Silence is golden: Sanyo and NS-ELEX have unveiled their new earphone microphone, e-Mimi-kun. Using bone-conduction audio technology, it is designed to cut out background noise, the bane of modern life, and boost the quality of your sound transmission. If you are talking on your cell phone, for example, you simply plug the unit into your ear and transmit your voice, with no background noise, to the person you are talking to, and listen to their voice too. Beyond cell phones, the gadget can be used with any device into which a microphone can be plugged. Silence comes at a price, with the wired version due in April at ¥40,000 and a wireless version, using Bluetooth, to cost ¥60,000.
Organic sound: JVC is not afraid to be different either. Its new HP-FX500 high-end earphones are made mainly from wood, and apparently improved audio quality was the motivation for the unusual choice of materials. The unit boasts a pretty good frequency range, at 8 Hz to 25 kHz, at 100 dB/1 mW, with an impedance of 16 ohms. The earphones are out now, priced ¥15,000.

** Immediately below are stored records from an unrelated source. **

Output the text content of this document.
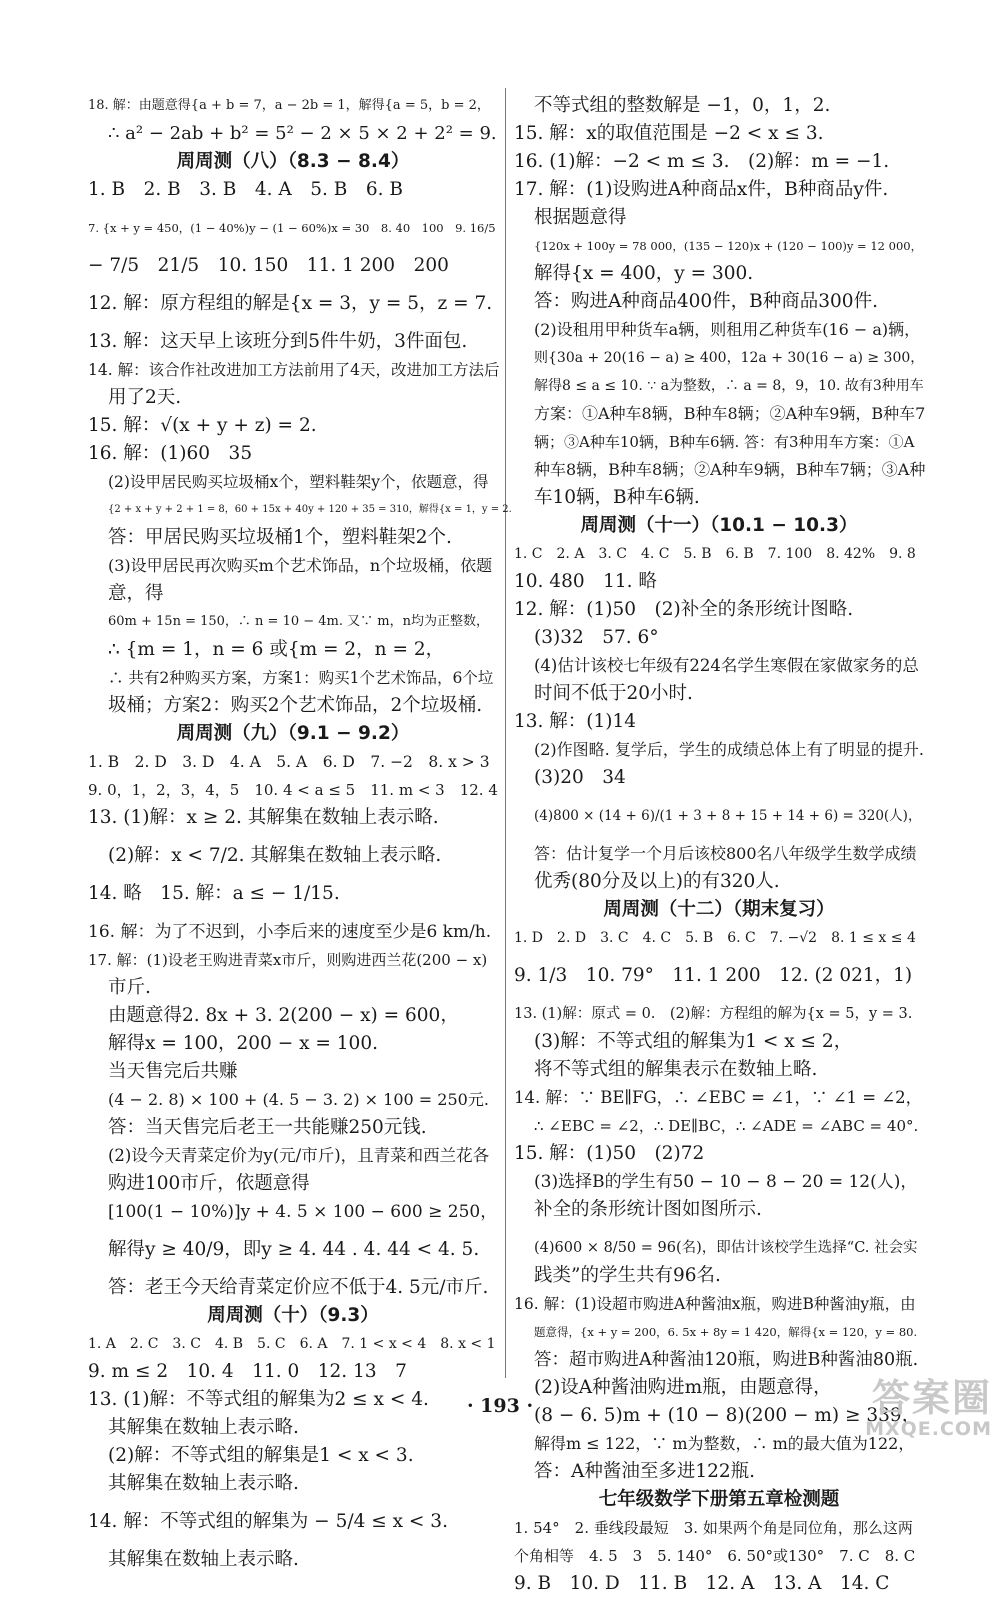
18. 解：由题意得{a + b = 7，a − 2b = 1，解得{a = 5，b = 2，
∴ a² − 2ab + b² = 5² − 2 × 5 × 2 + 2² = 9.
周周测（八）（8.3 − 8.4）
1. B　2. B　3. B　4. A　5. B　6. B
7. {x + y = 450，(1 − 40%)y − (1 − 60%)x = 30　8. 40　100　9. 16/5
− 7/5　21/5　10. 150　11. 1 200　200
12. 解：原方程组的解是{x = 3，y = 5，z = 7.
13. 解：这天早上该班分到5件牛奶，3件面包.
14. 解：该合作社改进加工方法前用了4天，改进加工方法后
用了2天.
15. 解：√(x + y + z) = 2.
16. 解：(1)60　35
(2)设甲居民购买垃圾桶x个，塑料鞋架y个，依题意，得
{2 + x + y + 2 + 1 = 8，60 + 15x + 40y + 120 + 35 = 310，解得{x = 1，y = 2.
答：甲居民购买垃圾桶1个，塑料鞋架2个.
(3)设甲居民再次购买m个艺术饰品，n个垃圾桶，依题
意，得
60m + 15n = 150，∴ n = 10 − 4m. 又∵ m，n均为正整数，
∴ {m = 1，n = 6 或{m = 2，n = 2，
∴ 共有2种购买方案，方案1：购买1个艺术饰品，6个垃
圾桶；方案2：购买2个艺术饰品，2个垃圾桶.
周周测（九）（9.1 − 9.2）
1. B　2. D　3. D　4. A　5. A　6. D　7. −2　8. x > 3
9. 0，1，2，3，4，5　10. 4 < a ≤ 5　11. m < 3　12. 4
13. (1)解：x ≥ 2. 其解集在数轴上表示略.
(2)解：x < 7/2. 其解集在数轴上表示略.
14. 略　15. 解：a ≤ − 1/15.
16. 解：为了不迟到，小李后来的速度至少是6 km/h.
17. 解：(1)设老王购进青菜x市斤，则购进西兰花(200 − x)
市斤.
由题意得2. 8x + 3. 2(200 − x) = 600，
解得x = 100，200 − x = 100.
当天售完后共赚
(4 − 2. 8) × 100 + (4. 5 − 3. 2) × 100 = 250元.
答：当天售完后老王一共能赚250元钱.
(2)设今天青菜定价为y(元/市斤)，且青菜和西兰花各
购进100市斤，依题意得
[100(1 − 10%)]y + 4. 5 × 100 − 600 ≥ 250，
解得y ≥ 40/9，即y ≥ 4. 4̇4̇ . 4. 4̇4̇ < 4. 5.
答：老王今天给青菜定价应不低于4. 5元/市斤.
周周测（十）（9.3）
1. A　2. C　3. C　4. B　5. C　6. A　7. 1 < x < 4　8. x < 1
9. m ≤ 2　10. 4　11. 0　12. 13　7
13. (1)解：不等式组的解集为2 ≤ x < 4.
其解集在数轴上表示略.
(2)解：不等式组的解集是1 < x < 3.
其解集在数轴上表示略.
14. 解：不等式组的解集为 − 5/4 ≤ x < 3.
其解集在数轴上表示略.
不等式组的整数解是 −1，0，1，2.
15. 解：x的取值范围是 −2 < x ≤ 3.
16. (1)解：−2 < m ≤ 3.　(2)解：m = −1.
17. 解：(1)设购进A种商品x件，B种商品y件.
根据题意得
{120x + 100y = 78 000，(135 − 120)x + (120 − 100)y = 12 000，
解得{x = 400，y = 300.
答：购进A种商品400件，B种商品300件.
(2)设租用甲种货车a辆，则租用乙种货车(16 − a)辆，
则{30a + 20(16 − a) ≥ 400，12a + 30(16 − a) ≥ 300，
解得8 ≤ a ≤ 10. ∵ a为整数，∴ a = 8，9，10. 故有3种用车
方案：①A种车8辆，B种车8辆；②A种车9辆，B种车7
辆；③A种车10辆，B种车6辆. 答：有3种用车方案：①A
种车8辆，B种车8辆；②A种车9辆，B种车7辆；③A种
车10辆，B种车6辆.
周周测（十一）（10.1 − 10.3）
1. C　2. A　3. C　4. C　5. B　6. B　7. 100　8. 42%　9. 8
10. 480　11. 略
12. 解：(1)50　(2)补全的条形统计图略.
(3)32　57. 6°
(4)估计该校七年级有224名学生寒假在家做家务的总
时间不低于20小时.
13. 解：(1)14
(2)作图略. 复学后，学生的成绩总体上有了明显的提升.
(3)20　34
(4)800 × (14 + 6)/(1 + 3 + 8 + 15 + 14 + 6) = 320(人)，
答：估计复学一个月后该校800名八年级学生数学成绩
优秀(80分及以上)的有320人.
周周测（十二）（期末复习）
1. D　2. D　3. C　4. C　5. B　6. C　7. −√2　8. 1 ≤ x ≤ 4
9. 1/3　10. 79°　11. 1 200　12. (2 021，1)
13. (1)解：原式 = 0.　(2)解：方程组的解为{x = 5，y = 3.
(3)解：不等式组的解集为1 < x ≤ 2，
将不等式组的解集表示在数轴上略.
14. 解：∵ BE∥FG，∴ ∠EBC = ∠1，∵ ∠1 = ∠2，
∴ ∠EBC = ∠2，∴ DE∥BC，∴ ∠ADE = ∠ABC = 40°.
15. 解：(1)50　(2)72
(3)选择B的学生有50 − 10 − 8 − 20 = 12(人)，
补全的条形统计图如图所示.
(4)600 × 8/50 = 96(名)，即估计该校学生选择“C. 社会实
践类”的学生共有96名.
16. 解：(1)设超市购进A种酱油x瓶，购进B种酱油y瓶，由
题意得，{x + y = 200，6. 5x + 8y = 1 420，解得{x = 120，y = 80.
答：超市购进A种酱油120瓶，购进B种酱油80瓶.
(2)设A种酱油购进m瓶，由题意得，
(8 − 6. 5)m + (10 − 8)(200 − m) ≥ 339，
解得m ≤ 122，∵ m为整数，∴ m的最大值为122，
答：A种酱油至多进122瓶.
七年级数学下册第五章检测题
1. 54°　2. 垂线段最短　3. 如果两个角是同位角，那么这两
个角相等　4. 5　3　5. 140°　6. 50°或130°　7. C　8. C
9. B　10. D　11. B　12. A　13. A　14. C
· 193 ·	答案圈
MXQE.COM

Smarter idiot box: Fujitsu is set to release an upgraded version of its TEO desktop PC, first released in January last year. The computer is designed to be plugged straight into a television, and Fujitsu has upped the ante by adding a Blu-ray high-definition disc drive to its top-drawer version (the TEO90Y/D). Unfortunately, Fujitsu didn't redesign the TEO, which at best can be described as looking "functional." The specs of the new TEO include a 500-GB hard-disk drive, 1.6-GB Core 2 Duo chipset, 2 gigabytes of RAM and an ATI Radeon Xpress 1250 graphics engine. No word on pricing or release date as yet, but expect to see it in the coming weeks.